Emma Goldman croyait fermement à l’égalité entre hommes et femmes, mais refusait de participer à un mouvement qui se revendiquait comme moralement supérieur, rejetait la classe ouvrière et encourageait les institutions responsable de leur propre oppression. Goldman considérait que les féministes de son époque ne voyaient pas leur propre esclavage, « (du) non pas seulement aux hommes, mais aussi à leurs croyances et leurs traditions idiotes ».Goldman maintenait que les femmes n’accèderaient pas à l’égalité par le vote ou la purification de la société, mais en prenant la responsabilité de leur position dominée et en agissant pour la changer. Parce que pour les femmes, être indépendantes revient à se rebeller contre les contraintes sociales que leur imposent l’Eglise, la famille et l’Etat(1). Les femmes doivent aussi commencer à prendre le contrôle de leurs corps et de leur sexualité. Et plus que tout, Goldman pensaient que les femmes devaient commencer à s’approprier par elles-mêmes le sens de leur vies au lieu d’adhérer aux valeurs que leur proposent la société.

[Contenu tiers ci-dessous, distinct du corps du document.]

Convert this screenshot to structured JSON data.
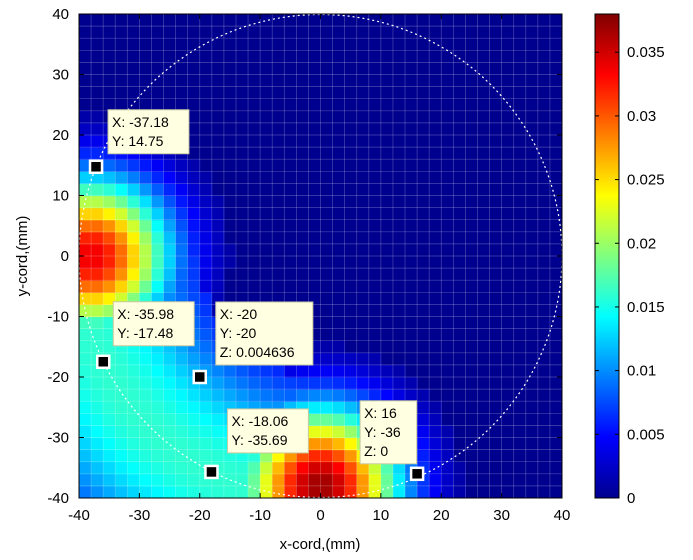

Tant que les femmes issues de la classe bourgeoise refuseraient de participer à une révolution active de la société, Goldman s’opposerait à leur politique.

Karen

REFERENCES

1 – Goldamn, Emma anarchism and other essays (anarchisme et autres essais) , (New York 1969), pp.177 – 211

2 – Shulman, Alix Kates, « Emma Goldman : anarchist queen » (Emma Goldman : une reine anarchiste) dans feminist theorists (théoriciens féministes), Dale Spender, ed. (Londres 1983), pp.218 - 228

Source : l’endehors

Ce texte a été traduit par Gast à partir de l’original en anglais publié sur le siteKarens’Home Page


Accueil | Contact | Plan du site | | Statistiques du site | Visiteurs : 1210 / 602839

Suivre la vie du site fr  Suivre la vie du site Dossiers, alternatives, politiques et réflexions  Suivre la vie du site Sociologiques  Suivre la vie du site Féminisme, genre, sexualités  Suivre la vie du site Emma Goldman   ?    |    titre sites syndiques OPML   ?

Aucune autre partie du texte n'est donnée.